On a purely practical level, there are very obvious benefits for my business to having large numbers of high-end commercial photographs on hand. It means I can assemble precisely tailored folios of either the exact subject matter for the job I’m being asked to quote on or at least images from a previous job in an allied field. I have a huge number of high-quality photographs on my website and social media, showing the width and breadth of my accomplishments.
All this allows me to demonstrate my capacity and my style as a photographer. It also illustrates that other businesses have chosen to engage me and are regularly using my services.
On a personal level, it’s the motivating force behind portfolio development that has had the most profound effect on my photographic career.
One of the most significant challenges of self-employment, actually any long-term career, is understanding how to maintain the desire to constantly seek out challenges to improve and grow as a practitioner. It’s commonplace to see people ten to fifteen years in who have lost that spark of joy and now embody a very competent technician, no longer personally invested.
As I see it, the single biggest threat to having a great career is to stop caring about what we are creating. Without a reason to pursue challenges and develop new skills, plateauing is inevitable.
It was a lightbulb moment when I realise the potential outcomes if I was to fully commit to every single job. It really was the key to the buoyancy of my future. Every time I'm asked to do a job, big or small, complicated or simple, I have been gifted new ingredients to create stronger photographs that can elevate my portfolio. Energetically the effect on my attitude was profound. Yes, I want to get paid properly for my work, and yes, I am doing the job for the client, but in effect, I became the client too.
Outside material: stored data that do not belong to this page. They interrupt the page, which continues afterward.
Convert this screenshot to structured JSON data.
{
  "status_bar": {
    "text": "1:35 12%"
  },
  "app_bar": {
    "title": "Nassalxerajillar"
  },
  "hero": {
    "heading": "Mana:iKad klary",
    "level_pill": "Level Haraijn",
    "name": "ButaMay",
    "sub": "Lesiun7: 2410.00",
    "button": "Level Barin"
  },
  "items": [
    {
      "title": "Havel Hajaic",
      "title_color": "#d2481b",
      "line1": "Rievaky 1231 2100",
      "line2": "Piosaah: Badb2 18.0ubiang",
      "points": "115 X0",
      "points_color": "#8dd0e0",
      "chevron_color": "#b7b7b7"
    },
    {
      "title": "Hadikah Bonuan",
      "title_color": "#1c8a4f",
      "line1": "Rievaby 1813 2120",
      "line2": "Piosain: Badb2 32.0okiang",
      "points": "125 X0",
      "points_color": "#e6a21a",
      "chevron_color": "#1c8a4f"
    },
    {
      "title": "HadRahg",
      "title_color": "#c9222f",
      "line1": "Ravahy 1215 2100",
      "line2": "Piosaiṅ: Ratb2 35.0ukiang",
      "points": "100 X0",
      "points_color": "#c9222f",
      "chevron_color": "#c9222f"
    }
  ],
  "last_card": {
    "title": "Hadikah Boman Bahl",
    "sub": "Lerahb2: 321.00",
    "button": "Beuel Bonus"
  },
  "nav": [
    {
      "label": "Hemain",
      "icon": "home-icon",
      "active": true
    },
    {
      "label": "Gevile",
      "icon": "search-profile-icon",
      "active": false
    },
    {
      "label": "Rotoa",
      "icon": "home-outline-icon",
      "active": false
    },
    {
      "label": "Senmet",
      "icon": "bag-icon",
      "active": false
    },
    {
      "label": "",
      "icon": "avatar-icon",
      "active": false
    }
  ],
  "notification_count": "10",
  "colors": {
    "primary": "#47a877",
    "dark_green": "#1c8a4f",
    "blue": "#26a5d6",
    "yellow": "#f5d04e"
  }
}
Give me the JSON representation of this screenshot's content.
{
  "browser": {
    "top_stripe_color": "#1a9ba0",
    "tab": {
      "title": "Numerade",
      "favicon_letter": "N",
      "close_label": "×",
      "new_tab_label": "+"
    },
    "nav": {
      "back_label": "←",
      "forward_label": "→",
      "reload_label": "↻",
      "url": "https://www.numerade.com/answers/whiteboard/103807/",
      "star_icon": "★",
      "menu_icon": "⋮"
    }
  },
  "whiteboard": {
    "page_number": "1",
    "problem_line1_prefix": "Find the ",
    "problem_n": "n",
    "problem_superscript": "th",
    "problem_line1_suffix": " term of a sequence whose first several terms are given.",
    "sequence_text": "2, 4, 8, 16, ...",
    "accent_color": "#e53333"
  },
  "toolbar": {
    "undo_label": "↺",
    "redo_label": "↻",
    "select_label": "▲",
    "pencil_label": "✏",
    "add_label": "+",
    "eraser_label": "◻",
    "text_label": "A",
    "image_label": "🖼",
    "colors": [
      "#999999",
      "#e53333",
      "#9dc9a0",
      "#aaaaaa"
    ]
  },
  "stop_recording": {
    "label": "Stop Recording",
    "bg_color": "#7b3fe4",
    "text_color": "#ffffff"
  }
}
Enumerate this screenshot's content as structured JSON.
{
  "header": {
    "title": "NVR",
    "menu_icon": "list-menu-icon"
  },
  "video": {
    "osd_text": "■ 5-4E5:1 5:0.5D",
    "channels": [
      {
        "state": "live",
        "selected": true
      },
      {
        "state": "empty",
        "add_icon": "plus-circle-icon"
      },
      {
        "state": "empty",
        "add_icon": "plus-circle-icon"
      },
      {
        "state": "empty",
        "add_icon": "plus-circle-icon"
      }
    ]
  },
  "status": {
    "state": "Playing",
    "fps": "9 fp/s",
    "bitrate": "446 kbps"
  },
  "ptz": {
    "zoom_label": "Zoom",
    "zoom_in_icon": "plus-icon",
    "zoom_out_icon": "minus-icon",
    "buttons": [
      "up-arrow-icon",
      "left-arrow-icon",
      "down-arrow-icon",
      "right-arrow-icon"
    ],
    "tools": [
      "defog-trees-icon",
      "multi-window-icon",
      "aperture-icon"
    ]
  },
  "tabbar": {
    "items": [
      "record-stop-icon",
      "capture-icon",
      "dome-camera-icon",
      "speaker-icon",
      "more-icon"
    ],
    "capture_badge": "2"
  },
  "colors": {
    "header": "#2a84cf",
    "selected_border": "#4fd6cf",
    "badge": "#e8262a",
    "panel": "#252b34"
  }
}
If I feel I am getting a fair price for a job, I stop looking at the clock and just engage in the task. Payment comes in two forms. I get my fee then and there, and if I make high-impact photographs, I use them to elevate my brand, which generates more work into the future.
This “portfolio mechanism” has shaped my fundamental attitude towards my capacity. As a matter of course, I always do more than I am being asked to do. I'll try one more variation and the image is finished, only when I am happy with it. Every time I have a new subject in front of me, I challenge myself to see where I can take it.
Personalising my goals within the framework of my commercial photography has proven incredibly important. There is great satisfaction in creating work on a higher level than I had previously attained. This has become the driving force that has elevated my capacity to remain so invested for so long. A positive by-product is that this attitude has permeated across all of the creative disciplines I engage in. "The next opportunity I get, I can make this even better…"
True, I love to spoil a trusted client for choice, but in many ways, it’s my selfish goals that drive my desire to constantly better the quality of my work. I feel very lucky that my personal motivations marry so perfectly with my required commercial outcomes. If someone engages me to do commercial photographic work for their business, they are getting my full attention and they get my willingness. I actually want to do the best that I can for them because a win-win result will feed me as a practitioner, both metaphorically and physically.